I went to bed feeling pissed off, and depressed. So depressed that I'll let LTG, one of the writers on TelevisionWithoutPity.com, sum up my feeling about the muddle that Grey's has become (even though she's writing about the ridiculous George-Izzy pairing):
...the constant inappropriate sexual and romantic connections and misconnections and the triangles (and every other polygon you can imagine) are ruining this show. I used to love this show because I'd watch these screwed up people muddle through their lives as best they could and at some point in every episode I'd look at a character and think, "That's me.
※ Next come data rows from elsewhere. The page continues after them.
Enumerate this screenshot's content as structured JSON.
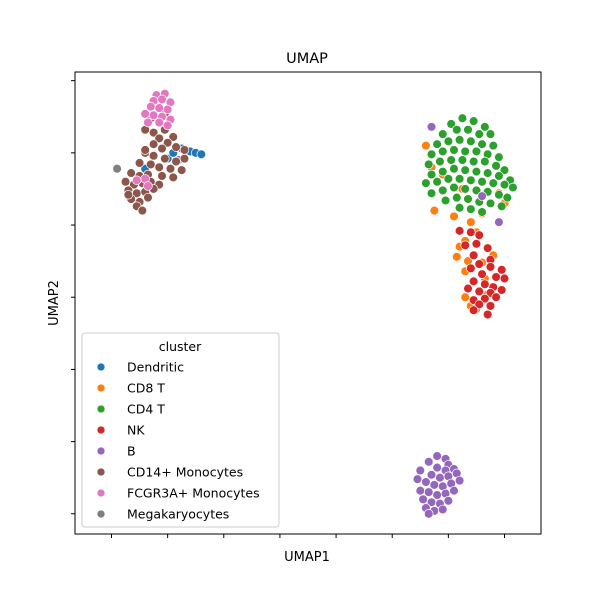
{
  "chart_data": {
    "type": "scatter",
    "title": "UMAP",
    "xlabel": "UMAP1",
    "ylabel": "UMAP2",
    "xlim": [
      -1.3,
      15.3
    ],
    "ylim": [
      -8.4,
      23.6
    ],
    "xticks": [
      0,
      2,
      4,
      6,
      8,
      10,
      12,
      14
    ],
    "yticks": [
      -7,
      -2,
      3,
      8,
      13,
      18,
      23
    ],
    "show_tick_labels": false,
    "grid": false,
    "legend": {
      "title": "cluster",
      "placement": "lower-left"
    },
    "series": [
      {
        "name": "Dendritic",
        "color": "#1f77b4",
        "points": [
          [
            2.5,
            18.3
          ],
          [
            2.8,
            18.1
          ],
          [
            3.0,
            18.0
          ],
          [
            3.2,
            17.9
          ],
          [
            2.0,
            17.6
          ],
          [
            1.2,
            16.9
          ],
          [
            2.2,
            18.0
          ]
        ]
      },
      {
        "name": "CD8 T",
        "color": "#ff7f0e",
        "points": [
          [
            11.2,
            18.5
          ],
          [
            11.4,
            17.0
          ],
          [
            11.8,
            16.5
          ],
          [
            12.5,
            15.5
          ],
          [
            13.2,
            16.0
          ],
          [
            13.8,
            15.2
          ],
          [
            14.0,
            14.5
          ],
          [
            11.5,
            14.0
          ],
          [
            12.2,
            13.6
          ],
          [
            12.8,
            13.2
          ],
          [
            13.2,
            13.8
          ],
          [
            13.0,
            12.5
          ],
          [
            12.6,
            11.9
          ],
          [
            12.4,
            11.5
          ],
          [
            12.3,
            10.8
          ],
          [
            12.7,
            10.5
          ],
          [
            13.2,
            10.4
          ],
          [
            13.6,
            10.9
          ],
          [
            12.6,
            9.8
          ],
          [
            13.3,
            9.3
          ],
          [
            12.6,
            8.0
          ],
          [
            13.4,
            8.2
          ],
          [
            13.0,
            7.2
          ],
          [
            12.8,
            7.4
          ]
        ]
      },
      {
        "name": "CD4 T",
        "color": "#2ca02c",
        "points": [
          [
            12.1,
            20.0
          ],
          [
            12.5,
            20.4
          ],
          [
            12.9,
            20.2
          ],
          [
            13.3,
            19.8
          ],
          [
            11.8,
            19.3
          ],
          [
            12.3,
            19.6
          ],
          [
            12.7,
            19.6
          ],
          [
            13.1,
            19.3
          ],
          [
            13.5,
            19.3
          ],
          [
            11.6,
            18.6
          ],
          [
            12.0,
            18.8
          ],
          [
            12.4,
            18.9
          ],
          [
            12.8,
            18.8
          ],
          [
            13.2,
            18.6
          ],
          [
            13.6,
            18.5
          ],
          [
            11.4,
            17.9
          ],
          [
            11.8,
            18.1
          ],
          [
            12.2,
            18.2
          ],
          [
            12.6,
            18.1
          ],
          [
            13.0,
            18.1
          ],
          [
            13.4,
            17.9
          ],
          [
            13.8,
            17.7
          ],
          [
            11.3,
            17.2
          ],
          [
            11.7,
            17.4
          ],
          [
            12.1,
            17.5
          ],
          [
            12.5,
            17.5
          ],
          [
            12.9,
            17.4
          ],
          [
            13.3,
            17.4
          ],
          [
            13.7,
            17.1
          ],
          [
            14.0,
            16.8
          ],
          [
            11.4,
            16.5
          ],
          [
            11.8,
            16.7
          ],
          [
            12.2,
            16.9
          ],
          [
            12.6,
            16.8
          ],
          [
            13.0,
            16.7
          ],
          [
            13.4,
            16.6
          ],
          [
            13.8,
            16.4
          ],
          [
            14.2,
            16.1
          ],
          [
            11.2,
            15.9
          ],
          [
            11.6,
            16.0
          ],
          [
            12.0,
            16.2
          ],
          [
            12.4,
            16.2
          ],
          [
            12.8,
            16.1
          ],
          [
            13.2,
            16.0
          ],
          [
            13.6,
            15.9
          ],
          [
            14.0,
            15.8
          ],
          [
            14.3,
            15.6
          ],
          [
            11.4,
            15.2
          ],
          [
            11.8,
            15.4
          ],
          [
            12.2,
            15.6
          ],
          [
            12.6,
            15.5
          ],
          [
            13.0,
            15.4
          ],
          [
            13.4,
            15.3
          ],
          [
            13.8,
            15.1
          ],
          [
            14.1,
            14.9
          ],
          [
            11.9,
            14.7
          ],
          [
            12.3,
            14.9
          ],
          [
            12.7,
            14.8
          ],
          [
            13.1,
            14.6
          ],
          [
            13.5,
            14.5
          ],
          [
            13.9,
            14.3
          ],
          [
            12.4,
            14.2
          ],
          [
            12.8,
            14.1
          ],
          [
            13.2,
            13.9
          ]
        ]
      },
      {
        "name": "NK",
        "color": "#d62728",
        "points": [
          [
            12.4,
            12.6
          ],
          [
            12.8,
            12.5
          ],
          [
            13.1,
            12.3
          ],
          [
            12.6,
            11.6
          ],
          [
            13.0,
            11.7
          ],
          [
            13.4,
            11.4
          ],
          [
            12.9,
            10.9
          ],
          [
            13.5,
            10.6
          ],
          [
            13.1,
            10.3
          ],
          [
            13.5,
            10.1
          ],
          [
            12.8,
            10.0
          ],
          [
            13.9,
            9.9
          ],
          [
            13.2,
            9.6
          ],
          [
            13.7,
            9.4
          ],
          [
            14.0,
            9.3
          ],
          [
            12.9,
            9.1
          ],
          [
            13.3,
            8.9
          ],
          [
            13.6,
            8.7
          ],
          [
            12.7,
            8.6
          ],
          [
            13.1,
            8.4
          ],
          [
            13.5,
            8.3
          ],
          [
            13.9,
            8.5
          ],
          [
            12.9,
            7.8
          ],
          [
            13.3,
            7.9
          ],
          [
            13.7,
            8.0
          ],
          [
            13.1,
            7.5
          ],
          [
            13.5,
            7.4
          ],
          [
            12.9,
            7.1
          ],
          [
            13.4,
            6.8
          ]
        ]
      },
      {
        "name": "B",
        "color": "#9467bd",
        "points": [
          [
            13.2,
            15.0
          ],
          [
            13.8,
            13.2
          ],
          [
            11.4,
            19.8
          ],
          [
            2.4,
            17.5
          ],
          [
            11.6,
            -3.0
          ],
          [
            11.9,
            -3.2
          ],
          [
            12.0,
            -3.6
          ],
          [
            11.3,
            -3.4
          ],
          [
            11.6,
            -3.8
          ],
          [
            11.9,
            -4.0
          ],
          [
            12.2,
            -3.9
          ],
          [
            11.0,
            -4.0
          ],
          [
            11.4,
            -4.3
          ],
          [
            11.7,
            -4.5
          ],
          [
            12.0,
            -4.4
          ],
          [
            12.3,
            -4.2
          ],
          [
            10.9,
            -4.6
          ],
          [
            11.2,
            -4.8
          ],
          [
            11.5,
            -5.0
          ],
          [
            11.8,
            -5.1
          ],
          [
            12.1,
            -4.9
          ],
          [
            12.4,
            -4.7
          ],
          [
            11.0,
            -5.4
          ],
          [
            11.3,
            -5.5
          ],
          [
            11.6,
            -5.7
          ],
          [
            11.9,
            -5.6
          ],
          [
            12.2,
            -5.4
          ],
          [
            11.1,
            -6.0
          ],
          [
            11.4,
            -6.2
          ],
          [
            11.7,
            -6.3
          ],
          [
            12.0,
            -6.1
          ],
          [
            11.2,
            -6.6
          ],
          [
            11.5,
            -6.8
          ],
          [
            11.8,
            -6.7
          ],
          [
            11.3,
            -7.0
          ]
        ]
      },
      {
        "name": "CD14+ Monocytes",
        "color": "#8c564b",
        "points": [
          [
            1.4,
            20.4
          ],
          [
            1.9,
            20.7
          ],
          [
            1.2,
            19.6
          ],
          [
            1.5,
            19.4
          ],
          [
            1.9,
            19.6
          ],
          [
            2.2,
            19.1
          ],
          [
            1.7,
            19.0
          ],
          [
            2.0,
            18.7
          ],
          [
            2.3,
            18.4
          ],
          [
            1.5,
            18.6
          ],
          [
            1.8,
            18.3
          ],
          [
            2.6,
            18.2
          ],
          [
            1.2,
            18.0
          ],
          [
            1.5,
            17.8
          ],
          [
            1.9,
            17.6
          ],
          [
            2.3,
            17.4
          ],
          [
            2.6,
            17.6
          ],
          [
            1.0,
            17.3
          ],
          [
            1.4,
            17.2
          ],
          [
            1.7,
            17.0
          ],
          [
            2.1,
            16.9
          ],
          [
            2.5,
            16.8
          ],
          [
            0.7,
            16.6
          ],
          [
            1.0,
            16.4
          ],
          [
            1.3,
            16.5
          ],
          [
            1.8,
            16.4
          ],
          [
            2.2,
            16.3
          ],
          [
            0.5,
            16.0
          ],
          [
            0.8,
            15.8
          ],
          [
            1.1,
            15.9
          ],
          [
            1.4,
            16.0
          ],
          [
            1.7,
            15.8
          ],
          [
            0.6,
            15.4
          ],
          [
            0.9,
            15.2
          ],
          [
            1.2,
            15.3
          ],
          [
            1.5,
            15.5
          ],
          [
            0.7,
            14.8
          ],
          [
            1.0,
            14.6
          ],
          [
            1.3,
            14.9
          ],
          [
            0.9,
            14.3
          ],
          [
            1.1,
            14.0
          ],
          [
            0.6,
            15.1
          ],
          [
            1.2,
            18.2
          ]
        ]
      },
      {
        "name": "FCGR3A+ Monocytes",
        "color": "#e377c2",
        "points": [
          [
            1.6,
            22.0
          ],
          [
            1.9,
            22.1
          ],
          [
            1.5,
            21.6
          ],
          [
            1.8,
            21.7
          ],
          [
            2.1,
            21.5
          ],
          [
            1.4,
            21.2
          ],
          [
            1.7,
            21.1
          ],
          [
            2.0,
            21.0
          ],
          [
            1.2,
            20.7
          ],
          [
            1.5,
            20.6
          ],
          [
            1.8,
            20.5
          ],
          [
            2.1,
            20.3
          ],
          [
            1.3,
            20.1
          ],
          [
            1.7,
            20.1
          ],
          [
            2.0,
            19.9
          ],
          [
            1.2,
            16.2
          ],
          [
            0.9,
            16.1
          ],
          [
            1.3,
            15.7
          ]
        ]
      },
      {
        "name": "Megakaryocytes",
        "color": "#7f7f7f",
        "points": [
          [
            0.2,
            16.9
          ]
        ]
      }
    ]
  }
}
That's my damage, and that's how I can deal with it or choose not to deal with it." But this constant bed-hopping is not me or anyone I know or anyone I want to know.This portrayal of infertility is not anything or anyone I know, either. C'mon, Shonda. You can do better than this. In a time when every dumb celebrity is popping out babies like a Pez dispenser, we need you to do better.
2 comments:
Oh no! Oh no! I LOVE Grey's!! My North American friends tell me it is deteriorating. And you have just confirmed it. In England, we are way far behind. Addison is still as you first described her. Oh how awful. I'm so depressed. What ever will happen to my Sunday evenings now...?
Keep reading, Snuffle. It does get better. I'm hoping the show redeems itself tomorrow night.